Tânia Regina, a minha mãezinha!
Minha mãe, a quem eu tanto amei (e amo muito ainda) e tanto sinto saudade.
Não vou escrever um texto enorme aqui, até porque homenagens póstumas não são o propósito deste blog.
Mas já que nós sempre parabenizamos àqueles a quem amamos aqui, então, NUNCA que eu ia deixar de falar dela.
Ela que me ensinou a ser quem eu sou hoje, ela que me mostrou o que era bom e o que era ruim pra mim, e que muitas vezes eu não ouvi, e precisei me dar mal pra aprender. Ela, que virava a mulher maravilha cada vez que alguém ousasse mexer com um de nós 4. Ela, que era tão boa, mas tão boa, que Deus fez questão da presença dela lá no céu tão cedo.
Ela, de quem eu sou a cópia esculpida em carrara – ou cuspida e escarrada para os leigos – tanto fisicamente, quanto na personalidade.
Ainda bem! Porque eu a admiro muito. Agradeço a Deus por ter me dado oportunidade de ser filha dessa mulher, e ter vivido 17 anos ao seu lado.
Mãe! Amo vc! Sinto sua falta todos os dias…mesmo vc brigando comigo, dizendo que eu sou respondona, e sempre acabando as brigas rindo de alguma resposta minha, ou me sentando o chinelo.
E, meus leitores, tenham certeza de uma coisa:
Não inventaram nada melhor do que colo de mãe desde que o mundo é mundo.

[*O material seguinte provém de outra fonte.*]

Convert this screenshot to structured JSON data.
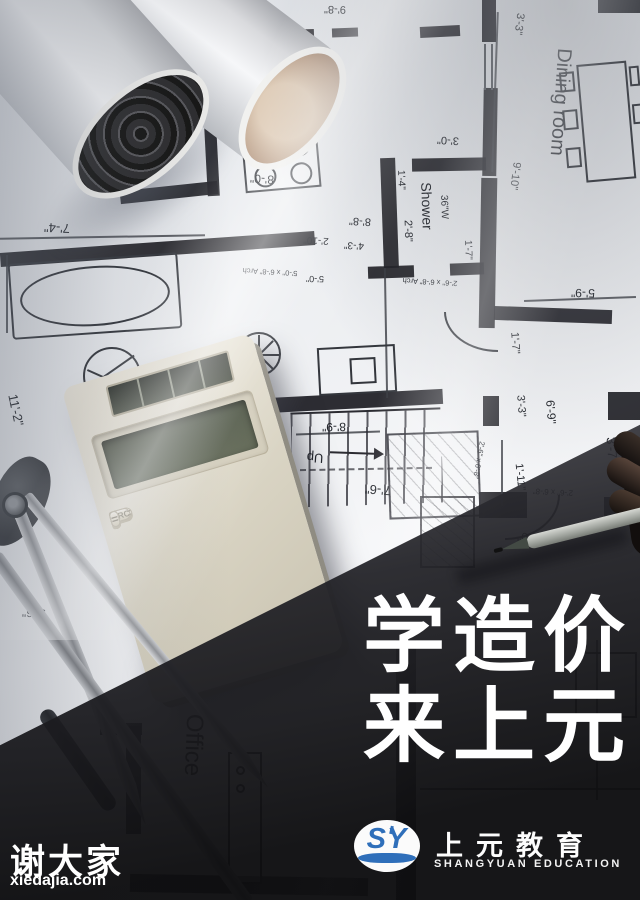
{
  "poster": {
    "headline": {
      "line1": "学造价",
      "line2": "来上元"
    },
    "logo": {
      "monogram": "SY",
      "name_cn": "上元教育",
      "name_en": "SHANGYUAN EDUCATION"
    },
    "watermark": {
      "name": "谢大家",
      "site": "xiedajia.com"
    }
  },
  "calculator": {
    "keys": [
      "OFF",
      "%",
      "√",
      "ON/C",
      "M+",
      "M−",
      "MRC",
      "÷",
      "7",
      "8",
      "9",
      "×",
      "4",
      "5",
      "6",
      "−",
      "1",
      "2",
      "3",
      "+",
      "0",
      ".",
      "="
    ]
  },
  "blueprint": {
    "rooms": [
      "Dining room",
      "Shower",
      "Office"
    ],
    "dimensions": [
      "7'-4\"",
      "9'-8\"",
      "8'-0\"",
      "3'-0\"",
      "3'-3\"",
      "9'-10\"",
      "1'-4\"",
      "2'-8\"",
      "8'-8\"",
      "4'-3\"",
      "2'-10\"",
      "5'-0\"",
      "11'-2\"",
      "8'-9\"",
      "7'-6\"",
      "5'-9\"",
      "1'-7\"",
      "3'-3\"",
      "6'-9\"",
      "1'-11\"",
      "3'-7\"",
      "2'-0\"",
      "9'-6\"",
      "1'-7\""
    ],
    "arch_notes": [
      "5'-0\" x 6'-8\" Arch",
      "2'-6\" x 6'-8\" Arch",
      "2'-6\" x 6'-8\"",
      "2'-6\" x 6'-8\""
    ],
    "stairs_label": "Up",
    "shower_note": "36\"W"
  },
  "colors": {
    "logo_blue": "#2f6fba",
    "overlay_dark": "#1d1d20",
    "paper": "#e9ebee",
    "wall_ink": "#212126"
  }
}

Pena é a gente ter que perder pra dar o devido valor.
E hoje, já adulta eu digo sem medo de errar: Se eu puder ser para os filhos que um dia eu terei, um terço do que ela foi pra mim, eu já vou me sentir muito realizada.

Saudade absurda!
Bom, e pra finalizar… citarei Tom Jobim:
“Se todos fossem no mundo iguais a vc… Que maravilha seria viver!”